What is the difference between iat and exp in a JWT?
iat (issued at) is the Unix timestamp when the token was created. exp (expiration) is when the token becomes invalid. Both are seconds since the Unix epoch. The difference between them is the token lifetime — typically 15 minutes for access tokens and 7-30 days for refresh tokens.
Why does my JWT expire immediately after issuing?
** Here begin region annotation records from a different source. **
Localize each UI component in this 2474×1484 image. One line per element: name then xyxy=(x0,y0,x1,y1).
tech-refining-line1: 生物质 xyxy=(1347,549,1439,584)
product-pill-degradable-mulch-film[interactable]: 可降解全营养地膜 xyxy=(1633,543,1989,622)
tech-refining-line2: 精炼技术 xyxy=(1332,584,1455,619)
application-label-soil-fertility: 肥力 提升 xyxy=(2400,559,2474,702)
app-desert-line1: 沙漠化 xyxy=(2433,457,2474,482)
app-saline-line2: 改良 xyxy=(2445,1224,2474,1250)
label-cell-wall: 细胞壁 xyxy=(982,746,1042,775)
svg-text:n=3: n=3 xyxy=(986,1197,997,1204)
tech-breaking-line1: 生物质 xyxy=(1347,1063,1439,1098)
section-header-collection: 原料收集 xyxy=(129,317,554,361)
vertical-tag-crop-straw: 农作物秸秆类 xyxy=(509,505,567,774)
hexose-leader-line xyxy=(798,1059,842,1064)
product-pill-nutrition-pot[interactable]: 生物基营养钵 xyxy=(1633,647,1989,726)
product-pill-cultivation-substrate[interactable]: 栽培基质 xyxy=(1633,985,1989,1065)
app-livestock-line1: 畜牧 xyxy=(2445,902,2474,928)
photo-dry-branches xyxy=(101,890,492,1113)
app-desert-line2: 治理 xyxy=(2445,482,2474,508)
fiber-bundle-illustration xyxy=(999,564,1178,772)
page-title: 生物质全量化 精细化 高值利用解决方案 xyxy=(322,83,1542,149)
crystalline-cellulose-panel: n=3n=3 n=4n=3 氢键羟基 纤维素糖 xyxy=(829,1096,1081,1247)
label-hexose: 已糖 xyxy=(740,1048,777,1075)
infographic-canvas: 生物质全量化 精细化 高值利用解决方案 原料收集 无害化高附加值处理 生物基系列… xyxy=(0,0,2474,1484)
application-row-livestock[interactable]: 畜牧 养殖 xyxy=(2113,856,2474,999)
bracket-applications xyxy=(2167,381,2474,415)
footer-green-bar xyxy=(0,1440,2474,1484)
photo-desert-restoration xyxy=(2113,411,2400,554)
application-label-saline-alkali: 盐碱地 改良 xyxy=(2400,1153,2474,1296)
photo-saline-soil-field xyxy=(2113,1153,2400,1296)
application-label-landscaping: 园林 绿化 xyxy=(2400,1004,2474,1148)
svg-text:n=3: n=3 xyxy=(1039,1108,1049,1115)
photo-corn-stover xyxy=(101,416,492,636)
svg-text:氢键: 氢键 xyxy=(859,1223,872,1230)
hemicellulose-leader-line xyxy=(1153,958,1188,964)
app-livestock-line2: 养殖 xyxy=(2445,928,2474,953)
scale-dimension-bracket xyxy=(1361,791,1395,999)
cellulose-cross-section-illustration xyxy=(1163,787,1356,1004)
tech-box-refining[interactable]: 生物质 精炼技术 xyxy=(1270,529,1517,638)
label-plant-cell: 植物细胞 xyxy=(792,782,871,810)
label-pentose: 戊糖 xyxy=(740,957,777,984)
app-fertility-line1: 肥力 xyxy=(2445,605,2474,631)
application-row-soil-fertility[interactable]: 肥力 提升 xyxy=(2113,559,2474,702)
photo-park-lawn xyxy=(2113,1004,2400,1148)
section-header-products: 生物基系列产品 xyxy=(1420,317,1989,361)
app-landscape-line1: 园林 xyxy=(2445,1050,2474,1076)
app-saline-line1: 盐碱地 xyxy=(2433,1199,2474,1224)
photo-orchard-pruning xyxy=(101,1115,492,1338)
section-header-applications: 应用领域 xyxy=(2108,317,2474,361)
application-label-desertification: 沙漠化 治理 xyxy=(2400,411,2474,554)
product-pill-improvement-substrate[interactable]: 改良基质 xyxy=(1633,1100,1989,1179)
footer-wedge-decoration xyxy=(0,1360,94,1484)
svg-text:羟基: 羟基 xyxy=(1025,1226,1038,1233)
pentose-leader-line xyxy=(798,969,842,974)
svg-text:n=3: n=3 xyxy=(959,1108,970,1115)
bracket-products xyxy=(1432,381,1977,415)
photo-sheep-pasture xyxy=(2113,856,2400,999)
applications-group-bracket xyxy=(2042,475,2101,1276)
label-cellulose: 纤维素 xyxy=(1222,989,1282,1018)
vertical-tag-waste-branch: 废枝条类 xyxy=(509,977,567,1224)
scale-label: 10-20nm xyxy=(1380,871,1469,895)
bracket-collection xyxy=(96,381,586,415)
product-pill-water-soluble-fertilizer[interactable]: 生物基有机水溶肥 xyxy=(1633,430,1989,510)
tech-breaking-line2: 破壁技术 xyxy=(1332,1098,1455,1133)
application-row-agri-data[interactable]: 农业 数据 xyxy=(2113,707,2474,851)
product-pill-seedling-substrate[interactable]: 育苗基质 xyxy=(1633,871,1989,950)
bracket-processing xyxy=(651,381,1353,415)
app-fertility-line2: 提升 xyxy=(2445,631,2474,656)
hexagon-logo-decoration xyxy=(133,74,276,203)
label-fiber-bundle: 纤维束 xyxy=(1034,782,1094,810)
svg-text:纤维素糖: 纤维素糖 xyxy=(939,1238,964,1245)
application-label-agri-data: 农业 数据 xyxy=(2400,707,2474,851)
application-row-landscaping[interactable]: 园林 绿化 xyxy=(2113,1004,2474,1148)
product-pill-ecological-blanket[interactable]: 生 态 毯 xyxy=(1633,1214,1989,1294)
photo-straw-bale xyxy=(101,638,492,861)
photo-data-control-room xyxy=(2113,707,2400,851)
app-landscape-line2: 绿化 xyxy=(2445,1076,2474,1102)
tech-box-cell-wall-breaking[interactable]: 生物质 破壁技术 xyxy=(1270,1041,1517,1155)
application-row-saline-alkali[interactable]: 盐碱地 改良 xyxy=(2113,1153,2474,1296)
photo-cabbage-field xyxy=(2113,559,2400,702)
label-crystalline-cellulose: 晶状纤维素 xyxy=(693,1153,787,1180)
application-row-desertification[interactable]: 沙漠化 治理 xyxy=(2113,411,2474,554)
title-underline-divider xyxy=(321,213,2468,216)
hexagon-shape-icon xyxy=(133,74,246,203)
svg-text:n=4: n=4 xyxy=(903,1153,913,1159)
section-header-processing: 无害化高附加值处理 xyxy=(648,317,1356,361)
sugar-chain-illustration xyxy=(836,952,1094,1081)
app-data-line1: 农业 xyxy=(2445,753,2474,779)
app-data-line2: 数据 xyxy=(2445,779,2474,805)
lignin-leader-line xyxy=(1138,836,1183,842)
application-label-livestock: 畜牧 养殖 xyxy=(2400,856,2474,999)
Two common causes. First, the issuer set exp in the past due to a code bug (subtracting instead of adding, or wrong integer overflow). Second, the issuer used milliseconds instead of seconds for exp, causing the validator to interpret it as a date 1000 times sooner than intended. Decode the token and check the exp value.
Can I change a JWT exp without re-signing the token?
No. The exp is part of the signed payload. Changing it invalidates the signature, which any properly-configured validator will reject. The only way to extend a token is to issue a new one with a later exp — that is what refresh tokens are for.
How do I check if a JWT is expired without using a library?
Decode the payload (it is base64url-encoded JSON, not encrypted). Read the exp field. Compare to the current Unix timestamp. If exp is less than now, the token is expired. This is exactly what JWT libraries do internally — there is no magic.
What is JWT leeway and why does it matter?
Leeway is a small time window (usually 30-60 seconds) added when validating exp and iat to account for clock skew between servers. Without it, every minor clock drift causes valid tokens to be rejected. Too much leeway expands the window during which stolen tokens still work.